Siniša Kovačević (Serbian Cyrillic: Синиша Ковачевић, /sh/; born 30 May 1954) is a Serbian author, playwright, politician and professor of the Belgrade Academy of Arts.

==Biography==
Kovačević was born on 30 May 1954 in the northern Serbian village of Šuljam. He graduated in dramaturgy at the Faculty of Dramatic Arts in Belgrade. He is a professor at Academy of Arts in the case dramaturgy.

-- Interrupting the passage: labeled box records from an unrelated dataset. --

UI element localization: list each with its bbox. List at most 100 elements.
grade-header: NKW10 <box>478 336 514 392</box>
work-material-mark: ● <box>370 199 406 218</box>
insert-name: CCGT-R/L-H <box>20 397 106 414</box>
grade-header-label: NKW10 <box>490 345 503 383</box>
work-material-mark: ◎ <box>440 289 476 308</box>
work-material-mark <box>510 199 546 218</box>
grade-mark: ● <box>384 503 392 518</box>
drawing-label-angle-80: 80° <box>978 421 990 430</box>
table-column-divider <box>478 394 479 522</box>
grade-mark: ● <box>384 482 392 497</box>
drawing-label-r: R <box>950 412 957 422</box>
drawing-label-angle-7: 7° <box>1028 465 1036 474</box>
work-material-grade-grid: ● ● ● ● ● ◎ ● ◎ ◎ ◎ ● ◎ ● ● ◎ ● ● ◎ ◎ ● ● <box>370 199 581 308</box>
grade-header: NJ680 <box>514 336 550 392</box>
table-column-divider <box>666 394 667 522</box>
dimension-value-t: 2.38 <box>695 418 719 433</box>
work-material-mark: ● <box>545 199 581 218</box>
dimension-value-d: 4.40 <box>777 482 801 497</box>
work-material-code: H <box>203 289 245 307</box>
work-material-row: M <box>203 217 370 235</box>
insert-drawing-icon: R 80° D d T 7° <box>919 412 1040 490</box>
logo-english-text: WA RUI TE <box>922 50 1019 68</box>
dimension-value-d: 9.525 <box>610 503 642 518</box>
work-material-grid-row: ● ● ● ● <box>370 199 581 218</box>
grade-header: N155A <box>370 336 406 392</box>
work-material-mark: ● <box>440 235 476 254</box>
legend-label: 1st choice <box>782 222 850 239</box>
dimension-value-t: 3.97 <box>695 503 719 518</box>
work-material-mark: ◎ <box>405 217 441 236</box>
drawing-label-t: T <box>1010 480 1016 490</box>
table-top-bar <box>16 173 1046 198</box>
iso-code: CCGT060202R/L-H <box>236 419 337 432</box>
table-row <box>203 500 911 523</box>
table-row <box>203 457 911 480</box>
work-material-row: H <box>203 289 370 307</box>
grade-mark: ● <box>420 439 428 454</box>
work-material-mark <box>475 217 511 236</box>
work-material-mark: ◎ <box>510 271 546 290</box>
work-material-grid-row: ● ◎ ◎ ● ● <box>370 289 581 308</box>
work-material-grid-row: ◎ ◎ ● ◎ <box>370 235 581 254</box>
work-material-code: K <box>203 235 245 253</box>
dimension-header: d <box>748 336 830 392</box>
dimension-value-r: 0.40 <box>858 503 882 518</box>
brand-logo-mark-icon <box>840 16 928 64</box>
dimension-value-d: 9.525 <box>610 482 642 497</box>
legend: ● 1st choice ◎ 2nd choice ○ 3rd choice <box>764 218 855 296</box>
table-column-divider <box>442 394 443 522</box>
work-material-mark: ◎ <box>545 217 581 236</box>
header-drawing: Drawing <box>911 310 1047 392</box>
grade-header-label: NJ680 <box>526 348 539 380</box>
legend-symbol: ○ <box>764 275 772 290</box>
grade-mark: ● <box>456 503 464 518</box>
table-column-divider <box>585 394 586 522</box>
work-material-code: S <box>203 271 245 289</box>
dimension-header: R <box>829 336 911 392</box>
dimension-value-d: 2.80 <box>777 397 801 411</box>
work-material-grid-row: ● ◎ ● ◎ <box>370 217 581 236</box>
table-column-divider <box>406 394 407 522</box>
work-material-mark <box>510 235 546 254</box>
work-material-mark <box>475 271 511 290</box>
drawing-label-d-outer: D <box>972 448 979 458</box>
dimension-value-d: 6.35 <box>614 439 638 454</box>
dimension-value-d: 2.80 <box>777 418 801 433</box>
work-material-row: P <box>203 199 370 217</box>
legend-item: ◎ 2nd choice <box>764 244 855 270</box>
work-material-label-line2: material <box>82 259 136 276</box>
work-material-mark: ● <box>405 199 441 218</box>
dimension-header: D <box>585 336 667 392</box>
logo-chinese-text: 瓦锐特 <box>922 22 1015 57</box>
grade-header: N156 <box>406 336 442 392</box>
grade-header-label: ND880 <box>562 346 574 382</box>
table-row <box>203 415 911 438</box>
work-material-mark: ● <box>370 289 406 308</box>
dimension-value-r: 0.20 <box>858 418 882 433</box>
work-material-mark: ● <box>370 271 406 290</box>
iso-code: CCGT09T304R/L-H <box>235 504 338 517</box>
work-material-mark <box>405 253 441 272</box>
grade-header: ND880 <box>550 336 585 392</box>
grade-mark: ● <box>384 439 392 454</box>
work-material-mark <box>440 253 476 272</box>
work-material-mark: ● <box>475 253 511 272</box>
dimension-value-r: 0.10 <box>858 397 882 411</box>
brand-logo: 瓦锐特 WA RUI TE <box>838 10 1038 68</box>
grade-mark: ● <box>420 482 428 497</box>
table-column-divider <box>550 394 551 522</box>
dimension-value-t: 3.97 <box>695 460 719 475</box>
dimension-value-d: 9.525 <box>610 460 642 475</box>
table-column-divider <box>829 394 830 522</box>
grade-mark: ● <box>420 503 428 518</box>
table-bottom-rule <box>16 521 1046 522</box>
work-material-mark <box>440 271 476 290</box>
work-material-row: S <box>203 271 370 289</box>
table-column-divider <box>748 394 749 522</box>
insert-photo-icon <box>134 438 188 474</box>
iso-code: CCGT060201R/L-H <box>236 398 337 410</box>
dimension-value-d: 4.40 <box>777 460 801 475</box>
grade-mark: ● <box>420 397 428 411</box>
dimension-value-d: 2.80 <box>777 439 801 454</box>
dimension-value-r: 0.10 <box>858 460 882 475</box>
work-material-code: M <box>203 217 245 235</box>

He writes for theatre, film, and TV. His works have been translated into Russian, Macedonian, English, and German language. He is married to actress Ljiljana Blagojević, with whom he has a daughter, Kalina Kovačević, also an actress. He lives and works in Belgrade.

==Works==
===Stage dramas===
- Đeneral Milan Nedić
- Novo je doba
- Sveti Sava
- Poslednja ruka pred fajront
- Srpska drama
- Virus
- Velika drama
- Kraljević Marko
- Janez
- Ravi
- Zečiji nasip
- Čudesni

===TV dramas===
- Portret Ilije Pevca
- Mala šala
- Svečana obaveza

===Film scripts===
- Država Mrtvih
- Bolje od bekstva
- Najbolji
- Najviše na svetu celom

===Directed Premieres of his dramas===
- Virus
- Kraljević Marko
- Janez
- Velika drama
- Zečiji nasip

Plus the movie Sinovci in 2006, and the TV series Gorki Plodovi in 2008/09.

==Awards==
- Triple Sterija Award winner for theatrical plays: Novo je doba, Đeneral Milan Nedić, Janez.
- Triple "Branislav Nušić" Award winner for theatrical plays: Sveti Sava, Kraljević Marko,Ravi.
- TV drama Novo je doba included in the top ten TV dramas, as the third.
- TV drama Svečana obaveza classified in the five best TV dramas ever recorded.
- TV drama Mala šala joke is included in četrvrtu book anthology of contemporary TV dramas.